Whether the above rally continues and ultimately whether Western support for Ukraine and the Maidan administration in Kyiv proves successful will depend on the relationship with Russia, and Moscow’s broader strategy towards Ukraine. Herein, I see two broad strategies from Moscow aimed at delivering on its bigger picture objectives still to veto/stop Ukraine’s EU integration, and ultimately to move Ukraine back into its orbit via the CIS CU/Eurasian Union which is part and parcel of a Greater Russia policy.

Scenario A: The long(er) Game

Under this scenario Russia bides its time with the annexation of Crimea, and does not move into Eastern Ukraine at this juncture. Moscow does though move to make life difficult for the new Maidan/Yatseniuk administration wherever possible. This will likely entail support for secessionist forces still in Eastern Ukraine, the likely imposition of trade restrictions across its borders with Ukraine, and likely proving difficult over debt/gas issues. The aim will be also to push for the creation of a coalition government in Kyiv, or victory for a Regions’ candidate in the May 25 presidential election to ensure no EU integration and no Western orientation. The assumption is that the Yatseniuk/Maidan administration will inevitably fail under these circumstances, allowing for Ukraine to finally be subsumed in the CIS CU/Eurasian Union at some point over the relatively near term. Under this scenario Russia does not give up yet on the aim of bringing the whole of Ukraine back under the Russian orbit.

Scenario B: Direct intervention The “State of Russia” scenario.

Under this scenario Moscow uses the weakness of the Yatseniuk administration and its defence capability and the similar weakness of the West, as reflected in the lack of any meaningful response to the annexation of the Crimea, to embark on a sustained military incursion into Eastern and Southern Ukraine. This could perhaps cut off the rump Maidan Ukraine’s access to the sea, hence making it economically unsustainable over the longer term. The aim would be to subsume areas of Ukraine with large ethnic Russian populations. This could also extend to Trans-dniestr in Moldova, creating an enlarged Greater Russia. The example would perhaps be how the State of Israel used the Arab wars in the 1960s and 1970s to expand territorially, and to create sufficient security buffer zones around its existing territorial mass. Support at home for such a strategy would likely be strong given current jingoistic messaging across the state media, while Putin enjoys very significant popular backing (>70%). The assumption (in Moscow at least) would be that this would generate little, if any, response from the West. Any such move would likely happen, sooner rather than later, given the current opportunity from the weakness of its rivals. Pretexts for such intervention could be demonstrations/unrest in cities in Eastern and Southern Ukraine, or perceived threats to the rights of ethnic Russians, or even the signing of the political aspects of the AA with the EU this Friday.
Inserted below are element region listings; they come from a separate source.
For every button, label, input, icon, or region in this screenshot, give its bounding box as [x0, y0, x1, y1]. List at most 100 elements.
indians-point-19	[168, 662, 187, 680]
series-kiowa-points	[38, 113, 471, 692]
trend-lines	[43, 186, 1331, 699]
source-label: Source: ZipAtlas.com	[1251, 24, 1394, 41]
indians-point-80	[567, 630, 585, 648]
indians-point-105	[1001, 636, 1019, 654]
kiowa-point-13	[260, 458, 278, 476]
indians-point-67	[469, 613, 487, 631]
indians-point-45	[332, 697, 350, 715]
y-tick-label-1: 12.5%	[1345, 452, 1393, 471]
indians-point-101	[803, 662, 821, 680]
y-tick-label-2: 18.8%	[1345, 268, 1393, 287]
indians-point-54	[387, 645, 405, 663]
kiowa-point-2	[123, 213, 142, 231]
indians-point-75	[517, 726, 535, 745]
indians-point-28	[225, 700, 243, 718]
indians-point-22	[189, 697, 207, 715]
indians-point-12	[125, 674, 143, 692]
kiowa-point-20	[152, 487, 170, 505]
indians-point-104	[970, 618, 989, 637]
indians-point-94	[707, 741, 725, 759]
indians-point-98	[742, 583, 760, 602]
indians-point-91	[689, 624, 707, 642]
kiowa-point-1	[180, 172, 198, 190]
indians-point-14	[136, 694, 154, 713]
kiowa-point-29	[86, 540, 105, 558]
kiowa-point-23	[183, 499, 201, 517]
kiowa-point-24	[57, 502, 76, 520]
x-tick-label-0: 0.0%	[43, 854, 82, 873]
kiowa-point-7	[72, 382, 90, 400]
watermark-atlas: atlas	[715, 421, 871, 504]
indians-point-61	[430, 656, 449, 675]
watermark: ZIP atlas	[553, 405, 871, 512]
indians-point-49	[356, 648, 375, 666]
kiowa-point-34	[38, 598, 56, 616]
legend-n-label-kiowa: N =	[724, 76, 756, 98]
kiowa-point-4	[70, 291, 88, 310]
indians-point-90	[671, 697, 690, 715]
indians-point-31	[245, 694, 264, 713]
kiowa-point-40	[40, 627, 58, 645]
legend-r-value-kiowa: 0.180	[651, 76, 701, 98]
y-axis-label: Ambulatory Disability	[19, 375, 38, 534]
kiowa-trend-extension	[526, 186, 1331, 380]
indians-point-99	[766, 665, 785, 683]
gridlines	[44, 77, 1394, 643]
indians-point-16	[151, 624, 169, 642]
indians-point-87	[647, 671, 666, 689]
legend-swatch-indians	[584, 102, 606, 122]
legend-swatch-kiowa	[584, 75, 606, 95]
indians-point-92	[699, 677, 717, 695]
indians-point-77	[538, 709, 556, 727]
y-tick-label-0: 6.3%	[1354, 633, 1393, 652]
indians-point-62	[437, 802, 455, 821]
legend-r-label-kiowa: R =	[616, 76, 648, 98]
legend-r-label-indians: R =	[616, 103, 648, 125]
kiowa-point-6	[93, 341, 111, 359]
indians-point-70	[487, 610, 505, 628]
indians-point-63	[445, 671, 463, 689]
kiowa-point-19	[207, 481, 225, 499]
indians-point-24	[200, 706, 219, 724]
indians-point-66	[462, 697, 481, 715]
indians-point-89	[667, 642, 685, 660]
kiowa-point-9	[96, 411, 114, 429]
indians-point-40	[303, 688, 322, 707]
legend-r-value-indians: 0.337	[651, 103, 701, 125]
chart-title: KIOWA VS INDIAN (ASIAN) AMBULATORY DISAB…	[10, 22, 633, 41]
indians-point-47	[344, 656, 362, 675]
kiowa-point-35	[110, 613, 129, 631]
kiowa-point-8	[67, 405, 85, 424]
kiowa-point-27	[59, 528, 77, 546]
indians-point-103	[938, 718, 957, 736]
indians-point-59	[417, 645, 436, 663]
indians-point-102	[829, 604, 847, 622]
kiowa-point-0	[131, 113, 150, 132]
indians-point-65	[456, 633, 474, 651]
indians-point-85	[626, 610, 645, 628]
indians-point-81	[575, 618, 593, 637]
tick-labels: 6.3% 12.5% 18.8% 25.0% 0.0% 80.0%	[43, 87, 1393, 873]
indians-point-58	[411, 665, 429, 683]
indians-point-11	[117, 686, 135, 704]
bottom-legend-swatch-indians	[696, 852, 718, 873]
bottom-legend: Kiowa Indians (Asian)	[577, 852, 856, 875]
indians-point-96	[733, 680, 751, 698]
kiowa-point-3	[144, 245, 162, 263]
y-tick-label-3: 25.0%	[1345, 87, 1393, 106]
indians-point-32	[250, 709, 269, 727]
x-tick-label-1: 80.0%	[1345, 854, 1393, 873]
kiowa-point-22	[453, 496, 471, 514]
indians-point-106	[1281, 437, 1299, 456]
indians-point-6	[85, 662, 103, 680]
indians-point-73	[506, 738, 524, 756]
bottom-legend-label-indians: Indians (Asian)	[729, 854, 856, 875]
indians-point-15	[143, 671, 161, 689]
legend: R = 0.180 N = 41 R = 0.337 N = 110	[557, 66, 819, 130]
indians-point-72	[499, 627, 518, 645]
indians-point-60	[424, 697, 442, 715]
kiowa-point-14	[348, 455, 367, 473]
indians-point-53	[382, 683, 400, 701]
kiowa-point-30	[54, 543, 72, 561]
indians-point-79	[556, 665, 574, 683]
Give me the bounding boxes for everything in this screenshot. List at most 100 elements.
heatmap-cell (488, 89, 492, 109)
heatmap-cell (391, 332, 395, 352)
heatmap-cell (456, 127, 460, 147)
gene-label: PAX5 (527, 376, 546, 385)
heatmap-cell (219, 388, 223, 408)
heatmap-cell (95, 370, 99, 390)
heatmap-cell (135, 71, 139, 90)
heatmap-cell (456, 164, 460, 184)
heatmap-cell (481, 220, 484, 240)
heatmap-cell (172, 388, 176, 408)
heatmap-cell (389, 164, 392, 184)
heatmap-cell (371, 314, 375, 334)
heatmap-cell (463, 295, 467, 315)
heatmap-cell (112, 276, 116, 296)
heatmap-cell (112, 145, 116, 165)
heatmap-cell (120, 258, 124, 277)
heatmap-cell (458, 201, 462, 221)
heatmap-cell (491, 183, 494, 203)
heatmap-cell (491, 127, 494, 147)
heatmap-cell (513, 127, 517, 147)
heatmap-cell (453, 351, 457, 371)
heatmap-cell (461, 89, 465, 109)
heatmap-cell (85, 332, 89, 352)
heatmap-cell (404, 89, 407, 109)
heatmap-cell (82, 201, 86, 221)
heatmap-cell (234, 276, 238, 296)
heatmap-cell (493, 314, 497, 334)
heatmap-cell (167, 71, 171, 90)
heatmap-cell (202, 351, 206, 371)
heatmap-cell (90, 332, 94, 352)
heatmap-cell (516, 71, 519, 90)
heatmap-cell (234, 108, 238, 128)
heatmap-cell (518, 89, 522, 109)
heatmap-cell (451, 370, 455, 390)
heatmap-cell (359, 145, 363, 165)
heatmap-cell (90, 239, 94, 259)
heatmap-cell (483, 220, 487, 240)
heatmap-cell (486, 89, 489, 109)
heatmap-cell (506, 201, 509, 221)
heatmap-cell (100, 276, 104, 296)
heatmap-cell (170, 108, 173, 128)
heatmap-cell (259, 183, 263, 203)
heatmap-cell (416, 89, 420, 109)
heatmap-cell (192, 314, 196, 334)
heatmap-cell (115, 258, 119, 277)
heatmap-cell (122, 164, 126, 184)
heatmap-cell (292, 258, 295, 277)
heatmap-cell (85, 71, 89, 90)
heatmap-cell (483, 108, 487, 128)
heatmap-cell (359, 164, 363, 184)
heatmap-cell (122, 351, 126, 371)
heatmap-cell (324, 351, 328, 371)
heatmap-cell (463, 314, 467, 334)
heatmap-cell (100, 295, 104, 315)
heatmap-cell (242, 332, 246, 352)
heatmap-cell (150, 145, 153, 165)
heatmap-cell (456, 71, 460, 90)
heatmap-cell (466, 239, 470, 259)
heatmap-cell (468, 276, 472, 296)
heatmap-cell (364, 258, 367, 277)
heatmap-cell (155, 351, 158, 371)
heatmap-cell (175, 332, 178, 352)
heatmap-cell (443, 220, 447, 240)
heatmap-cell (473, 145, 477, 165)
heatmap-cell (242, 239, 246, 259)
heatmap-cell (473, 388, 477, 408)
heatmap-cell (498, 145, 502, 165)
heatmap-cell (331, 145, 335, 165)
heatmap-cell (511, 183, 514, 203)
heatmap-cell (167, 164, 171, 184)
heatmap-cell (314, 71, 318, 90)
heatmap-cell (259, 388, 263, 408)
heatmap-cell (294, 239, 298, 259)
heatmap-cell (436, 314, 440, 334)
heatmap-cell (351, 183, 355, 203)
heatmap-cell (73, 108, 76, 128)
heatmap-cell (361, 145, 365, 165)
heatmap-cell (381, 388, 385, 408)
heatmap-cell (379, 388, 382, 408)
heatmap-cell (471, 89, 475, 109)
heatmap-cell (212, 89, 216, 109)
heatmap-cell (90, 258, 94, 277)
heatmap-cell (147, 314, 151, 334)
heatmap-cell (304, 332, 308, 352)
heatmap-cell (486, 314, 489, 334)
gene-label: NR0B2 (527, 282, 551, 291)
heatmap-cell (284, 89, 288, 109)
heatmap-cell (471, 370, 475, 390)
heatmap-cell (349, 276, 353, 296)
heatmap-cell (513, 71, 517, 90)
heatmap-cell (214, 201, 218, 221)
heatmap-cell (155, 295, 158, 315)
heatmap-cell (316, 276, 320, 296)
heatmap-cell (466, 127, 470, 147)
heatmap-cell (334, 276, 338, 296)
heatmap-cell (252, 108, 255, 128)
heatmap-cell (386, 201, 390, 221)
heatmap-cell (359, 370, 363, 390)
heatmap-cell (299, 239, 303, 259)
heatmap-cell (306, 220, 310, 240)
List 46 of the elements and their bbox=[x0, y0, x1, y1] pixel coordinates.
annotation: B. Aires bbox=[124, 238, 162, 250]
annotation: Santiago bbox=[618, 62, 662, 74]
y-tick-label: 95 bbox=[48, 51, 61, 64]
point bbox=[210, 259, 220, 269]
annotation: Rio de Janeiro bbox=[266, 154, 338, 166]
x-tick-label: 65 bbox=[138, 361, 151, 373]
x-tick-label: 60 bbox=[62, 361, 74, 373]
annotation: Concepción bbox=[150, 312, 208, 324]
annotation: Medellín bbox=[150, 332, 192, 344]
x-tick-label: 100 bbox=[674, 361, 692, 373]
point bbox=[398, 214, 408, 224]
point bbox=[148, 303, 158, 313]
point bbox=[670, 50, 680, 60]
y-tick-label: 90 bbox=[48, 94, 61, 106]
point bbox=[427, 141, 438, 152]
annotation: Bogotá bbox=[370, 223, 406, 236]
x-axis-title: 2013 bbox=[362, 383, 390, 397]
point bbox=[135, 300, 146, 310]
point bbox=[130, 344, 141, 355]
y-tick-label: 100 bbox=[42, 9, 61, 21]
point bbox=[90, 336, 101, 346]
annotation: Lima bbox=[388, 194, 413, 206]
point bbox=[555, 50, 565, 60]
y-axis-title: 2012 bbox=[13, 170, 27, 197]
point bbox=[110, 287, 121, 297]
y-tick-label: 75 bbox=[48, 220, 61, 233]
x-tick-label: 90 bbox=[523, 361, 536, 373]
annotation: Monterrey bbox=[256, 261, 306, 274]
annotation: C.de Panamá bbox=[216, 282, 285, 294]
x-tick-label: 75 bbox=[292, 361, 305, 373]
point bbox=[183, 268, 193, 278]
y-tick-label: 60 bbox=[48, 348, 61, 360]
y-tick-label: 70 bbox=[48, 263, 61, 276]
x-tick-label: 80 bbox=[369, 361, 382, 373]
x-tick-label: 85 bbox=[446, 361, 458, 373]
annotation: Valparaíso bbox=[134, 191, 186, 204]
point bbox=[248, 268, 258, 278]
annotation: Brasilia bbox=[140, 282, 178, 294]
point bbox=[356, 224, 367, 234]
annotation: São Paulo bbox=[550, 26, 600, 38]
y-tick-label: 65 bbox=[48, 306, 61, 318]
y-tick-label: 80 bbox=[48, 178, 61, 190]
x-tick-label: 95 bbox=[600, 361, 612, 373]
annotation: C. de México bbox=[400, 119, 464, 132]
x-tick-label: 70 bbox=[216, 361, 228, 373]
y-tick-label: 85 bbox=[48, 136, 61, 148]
Suffice to say either of the above scenarios presents very sizeable threats on any Ukrainian administration see recent IIF report on the potential fallout. I guess another more optimistic scenario can be painted where the Maidan administration succeeds, against all the odds, despite Russian pressures, and reforms, succeeding in transforming Ukraine akin to how the Saakashvili administration transformed Georgia after the Russian invasion of 2008. Russian pressure rallies the nation behind reforms, and the West pumps money into Ukraine to ensure the country’s success. The latter seems a tough ask, given the intensity of Russia’s actions thus far, and the relatively low level of support delivered from the West.